When Bubba Wallace spun in Turn 2 with six laps left in Saturday night’s Quaker State 400 at Kentucky Speedway, it changed the course of the entire race.
For one thing, it bunched the field for an overtime restart that put brothers Kurt and Kyle Busch center-stage for a breathtaking finish, with Kurt taking the checkered flag .076 seconds ahead of his younger sibling.
For another, it treated the fans in the grandstands to the most electrifying finish of the season.
But one person who wasn’t thrilled was Team Penske driver Joey Logano, who had a comfortable lead over Kyle Busch and seemed bound for Victory lane when Wallace spun to cause the seventh caution of the evening.
The race went to overtime, and on the restart, and Logano got sandwiched between drivers and dropped to seventh at the finish.
“The caution came out at the wrong time,” Logano said. “It happens. You try to think through your notebook on how to have a good restart. I thought I was going to have a decent one, but I got stopped on the left rear there when Kyle (Busch) got into me. That is what it is. That stopped all my momentum.
“The 1 (Kurt Busch) had a huge run (on the outside), and I didn’t have anywhere to go. I couldn’t block them all. I tried to stop the 18 on his right rear by side-drafting. I saw the 1 coming and felt like, if I could get in front of him, that we were so low at the time if I blocked the 1 he would just go to the middle and pass me.
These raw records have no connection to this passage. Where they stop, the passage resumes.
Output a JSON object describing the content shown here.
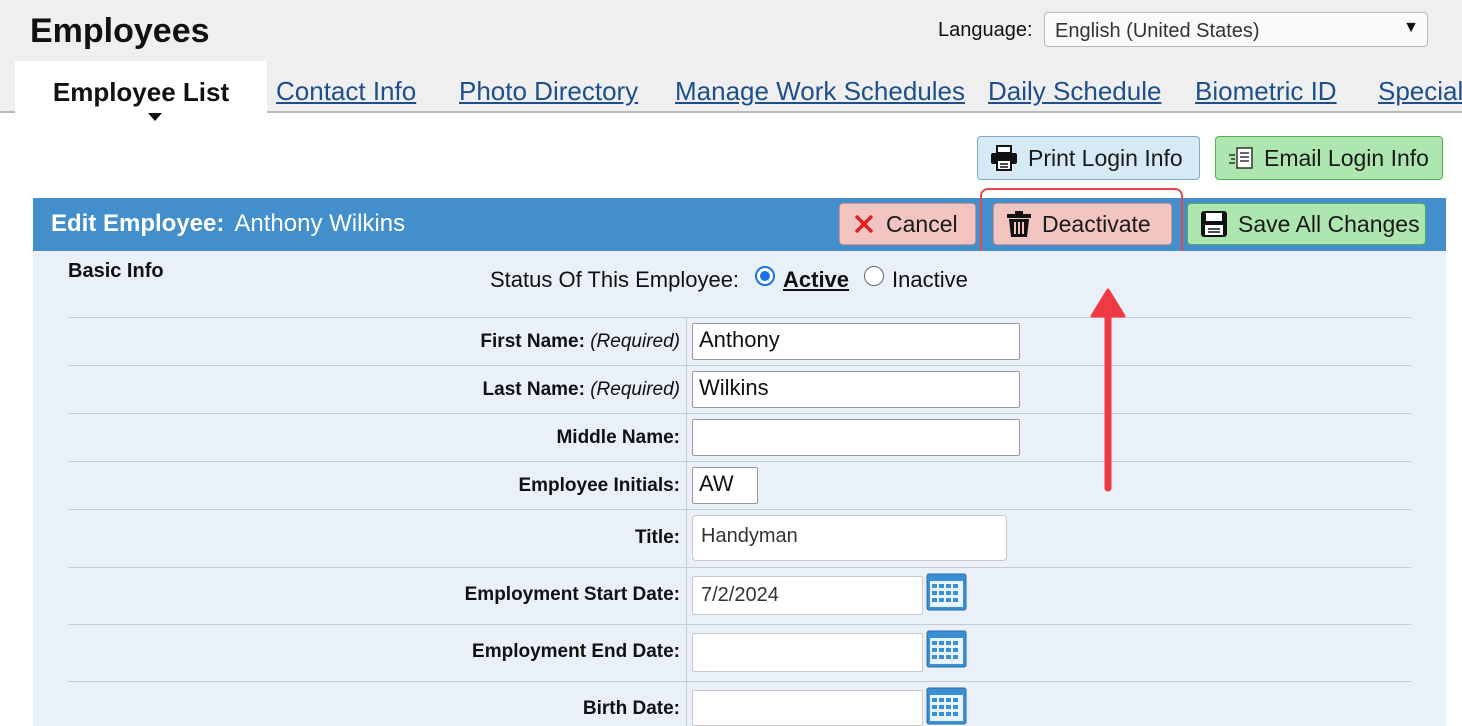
{
  "header": {
    "title": "Employees",
    "language_label": "Language:",
    "language_value": "English (United States)"
  },
  "tabs": [
    {
      "label": "Employee List",
      "active": true
    },
    {
      "label": "Contact Info"
    },
    {
      "label": "Photo Directory"
    },
    {
      "label": "Manage Work Schedules"
    },
    {
      "label": "Daily Schedule"
    },
    {
      "label": "Biometric ID"
    },
    {
      "label": "Special"
    }
  ],
  "actions": {
    "print_login": "Print Login Info",
    "email_login": "Email Login Info"
  },
  "edit_panel": {
    "heading": "Edit Employee:",
    "employee_name": "Anthony Wilkins",
    "cancel": "Cancel",
    "deactivate": "Deactivate",
    "save": "Save All Changes"
  },
  "basic_info": {
    "section_title": "Basic Info",
    "status_label": "Status Of This Employee:",
    "status_active": "Active",
    "status_inactive": "Inactive",
    "status_selected": "Active"
  },
  "form": {
    "required_tag": "(Required)",
    "first_name_label": "First Name:",
    "first_name_value": "Anthony",
    "last_name_label": "Last Name:",
    "last_name_value": "Wilkins",
    "middle_name_label": "Middle Name:",
    "middle_name_value": "",
    "initials_label": "Employee Initials:",
    "initials_value": "AW",
    "title_label": "Title:",
    "title_value": "Handyman",
    "start_date_label": "Employment Start Date:",
    "start_date_value": "7/2/2024",
    "end_date_label": "Employment End Date:",
    "end_date_value": "",
    "birth_date_label": "Birth Date:",
    "birth_date_value": ""
  },
  "colors": {
    "header_blue": "#428fcc",
    "panel_bg": "#e9f0f8",
    "cancel_bg": "#f3c5c1",
    "save_bg": "#aee6b0",
    "annotation_red": "#e3474c"
  }
}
“I felt like I couldn’t stop the 1. I was in a bad spot. Once I got stopped on the left rear on the restart, I was a sitting duck and they just went by me on both sides.”
Logano didn’t win with arguably the fastest car. Nevertheless, he expressed appreciation for the quality of the event.
“Yeah, it was a great race,” Logano said. “It was a lot of fun. You had strategy and cautions, and it was probably the best Kentucky race we have ever had. If I was a race fan, I would say that was a cool finish. I’m a little too close to the fire to say it was a cool finish right now.”